Clearly, GI surgery is making rapid advances. In the last decade, surgeons, for example, have avoided huge abdominal-wall incisions by conducting less-invasive laparoscopic surgery.
Kalloo and his colleagues have worked for five years on the technique they call “the natural orifice approach,” in which a flexible, lighted tube is inserted through the mouth, esophagus and stomach into the peritoneal cavity in the abdomen. It potentially may allow surgeons to remove a gallbladder, take out an appendix, perform gastric bypass operations and conduct exploratory pain examinations by using an endoscope instead of a scalpel.
Initially, Kalloo notes, skeptics contended that this technique would cause stomach contents, such as gastric juice, to leak and cause infections. However, the pig studies have proven these skeptics wrong. Not only is the natural orifice approach technically possible, he says, but it also appears safe.
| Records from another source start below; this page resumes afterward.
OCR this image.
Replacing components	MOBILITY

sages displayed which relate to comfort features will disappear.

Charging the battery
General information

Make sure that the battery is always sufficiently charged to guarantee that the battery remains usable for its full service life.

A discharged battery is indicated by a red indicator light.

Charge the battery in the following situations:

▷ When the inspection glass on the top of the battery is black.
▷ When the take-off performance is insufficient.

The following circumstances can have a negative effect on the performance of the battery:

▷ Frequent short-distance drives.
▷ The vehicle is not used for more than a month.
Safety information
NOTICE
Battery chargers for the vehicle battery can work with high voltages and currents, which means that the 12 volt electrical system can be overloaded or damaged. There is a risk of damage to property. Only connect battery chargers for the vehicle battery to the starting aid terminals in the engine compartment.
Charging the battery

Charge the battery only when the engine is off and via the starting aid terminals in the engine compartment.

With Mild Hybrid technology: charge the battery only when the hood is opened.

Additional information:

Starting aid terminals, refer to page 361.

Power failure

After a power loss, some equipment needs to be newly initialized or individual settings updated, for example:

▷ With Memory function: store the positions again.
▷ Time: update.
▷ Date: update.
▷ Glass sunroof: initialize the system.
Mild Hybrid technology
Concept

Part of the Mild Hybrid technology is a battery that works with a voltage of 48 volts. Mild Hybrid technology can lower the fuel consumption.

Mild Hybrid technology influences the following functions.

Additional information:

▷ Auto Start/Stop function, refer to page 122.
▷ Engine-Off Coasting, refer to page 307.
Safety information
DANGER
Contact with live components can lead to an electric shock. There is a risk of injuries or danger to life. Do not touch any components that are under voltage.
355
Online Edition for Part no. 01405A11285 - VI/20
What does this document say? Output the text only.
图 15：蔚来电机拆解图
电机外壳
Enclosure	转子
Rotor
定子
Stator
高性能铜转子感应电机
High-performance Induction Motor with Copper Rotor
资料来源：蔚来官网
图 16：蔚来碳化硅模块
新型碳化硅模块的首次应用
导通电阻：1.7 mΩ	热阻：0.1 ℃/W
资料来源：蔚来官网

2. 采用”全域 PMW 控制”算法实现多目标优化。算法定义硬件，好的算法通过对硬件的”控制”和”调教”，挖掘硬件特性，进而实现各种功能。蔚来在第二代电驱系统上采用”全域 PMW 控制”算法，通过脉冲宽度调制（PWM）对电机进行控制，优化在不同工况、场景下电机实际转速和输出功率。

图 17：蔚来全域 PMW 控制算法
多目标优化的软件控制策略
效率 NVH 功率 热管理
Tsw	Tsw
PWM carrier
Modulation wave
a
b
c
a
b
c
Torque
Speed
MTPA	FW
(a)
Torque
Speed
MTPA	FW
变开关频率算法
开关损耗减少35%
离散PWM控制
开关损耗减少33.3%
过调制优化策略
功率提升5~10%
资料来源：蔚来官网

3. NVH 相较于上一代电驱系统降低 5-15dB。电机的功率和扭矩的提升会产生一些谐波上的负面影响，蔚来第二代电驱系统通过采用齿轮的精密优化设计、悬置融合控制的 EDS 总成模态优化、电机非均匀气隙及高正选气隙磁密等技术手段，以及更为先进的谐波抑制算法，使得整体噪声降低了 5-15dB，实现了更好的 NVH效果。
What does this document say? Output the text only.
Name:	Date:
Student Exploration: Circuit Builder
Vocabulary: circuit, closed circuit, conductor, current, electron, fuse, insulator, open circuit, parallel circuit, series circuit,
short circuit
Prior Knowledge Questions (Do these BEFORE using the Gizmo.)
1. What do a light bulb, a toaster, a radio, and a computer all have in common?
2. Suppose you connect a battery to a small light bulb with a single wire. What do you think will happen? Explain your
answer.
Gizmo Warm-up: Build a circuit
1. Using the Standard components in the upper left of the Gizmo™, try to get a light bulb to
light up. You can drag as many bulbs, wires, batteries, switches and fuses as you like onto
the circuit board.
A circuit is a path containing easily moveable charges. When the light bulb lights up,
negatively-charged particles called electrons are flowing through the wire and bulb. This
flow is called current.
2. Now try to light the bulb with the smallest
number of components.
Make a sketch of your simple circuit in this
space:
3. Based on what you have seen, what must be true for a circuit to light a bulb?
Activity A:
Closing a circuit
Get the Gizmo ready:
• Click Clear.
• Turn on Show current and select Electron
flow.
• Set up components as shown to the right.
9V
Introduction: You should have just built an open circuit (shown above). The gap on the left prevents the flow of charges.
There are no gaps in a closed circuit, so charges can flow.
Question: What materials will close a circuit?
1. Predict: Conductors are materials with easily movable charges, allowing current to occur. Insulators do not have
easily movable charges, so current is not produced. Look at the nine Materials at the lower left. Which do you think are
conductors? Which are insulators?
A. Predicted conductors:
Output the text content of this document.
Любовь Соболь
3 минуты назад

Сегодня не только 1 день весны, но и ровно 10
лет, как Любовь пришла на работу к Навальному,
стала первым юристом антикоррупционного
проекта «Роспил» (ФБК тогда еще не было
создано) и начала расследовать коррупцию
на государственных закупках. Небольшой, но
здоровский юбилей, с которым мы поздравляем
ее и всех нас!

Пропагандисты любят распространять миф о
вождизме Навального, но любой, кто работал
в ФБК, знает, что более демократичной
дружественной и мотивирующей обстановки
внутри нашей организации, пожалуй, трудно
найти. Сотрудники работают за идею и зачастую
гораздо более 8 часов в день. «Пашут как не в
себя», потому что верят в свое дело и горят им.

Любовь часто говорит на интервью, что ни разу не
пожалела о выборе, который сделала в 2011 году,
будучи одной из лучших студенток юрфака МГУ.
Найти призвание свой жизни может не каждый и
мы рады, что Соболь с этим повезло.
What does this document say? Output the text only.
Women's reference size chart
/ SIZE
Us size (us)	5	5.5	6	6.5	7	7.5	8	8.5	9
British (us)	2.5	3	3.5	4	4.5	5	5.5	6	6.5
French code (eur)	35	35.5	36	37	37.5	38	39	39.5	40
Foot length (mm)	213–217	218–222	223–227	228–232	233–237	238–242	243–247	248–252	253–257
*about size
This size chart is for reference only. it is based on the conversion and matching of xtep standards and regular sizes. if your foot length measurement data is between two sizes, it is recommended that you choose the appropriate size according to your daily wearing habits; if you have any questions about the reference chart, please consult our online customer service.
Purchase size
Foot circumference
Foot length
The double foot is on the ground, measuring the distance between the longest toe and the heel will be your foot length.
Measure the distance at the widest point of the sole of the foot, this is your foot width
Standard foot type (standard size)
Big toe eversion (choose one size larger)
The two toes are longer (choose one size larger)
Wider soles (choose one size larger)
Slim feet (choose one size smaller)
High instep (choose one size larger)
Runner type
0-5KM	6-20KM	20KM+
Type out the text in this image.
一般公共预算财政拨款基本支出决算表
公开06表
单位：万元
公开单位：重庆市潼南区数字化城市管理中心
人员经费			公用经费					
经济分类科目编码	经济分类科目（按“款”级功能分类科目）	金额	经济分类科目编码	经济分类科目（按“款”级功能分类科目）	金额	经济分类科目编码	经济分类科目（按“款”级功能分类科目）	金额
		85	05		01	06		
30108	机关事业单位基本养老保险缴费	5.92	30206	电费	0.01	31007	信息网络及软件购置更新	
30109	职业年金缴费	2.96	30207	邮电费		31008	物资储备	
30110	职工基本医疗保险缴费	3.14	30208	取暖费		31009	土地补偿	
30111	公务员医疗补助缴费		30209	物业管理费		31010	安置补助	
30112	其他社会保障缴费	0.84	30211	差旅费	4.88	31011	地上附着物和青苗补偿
Through survival studies, Kalloo and his colleagues already have been able to successfully conduct gastric bypass surgery—used for the treatment of obesity—and for fallopian tubal ligation. However, Kalloo cautions, “so far we’ve only tested the natural-orifice approach on pigs.” And he concedes that his team still needs to conduct rigorous clinical trials to determine whether their success with animals translates to humans.
“We’re looking forward to the day,” Kalloo says, “when patients will be able to return to work faster, experience less pain and generally recover quicker even than with laparoscopic surgery.”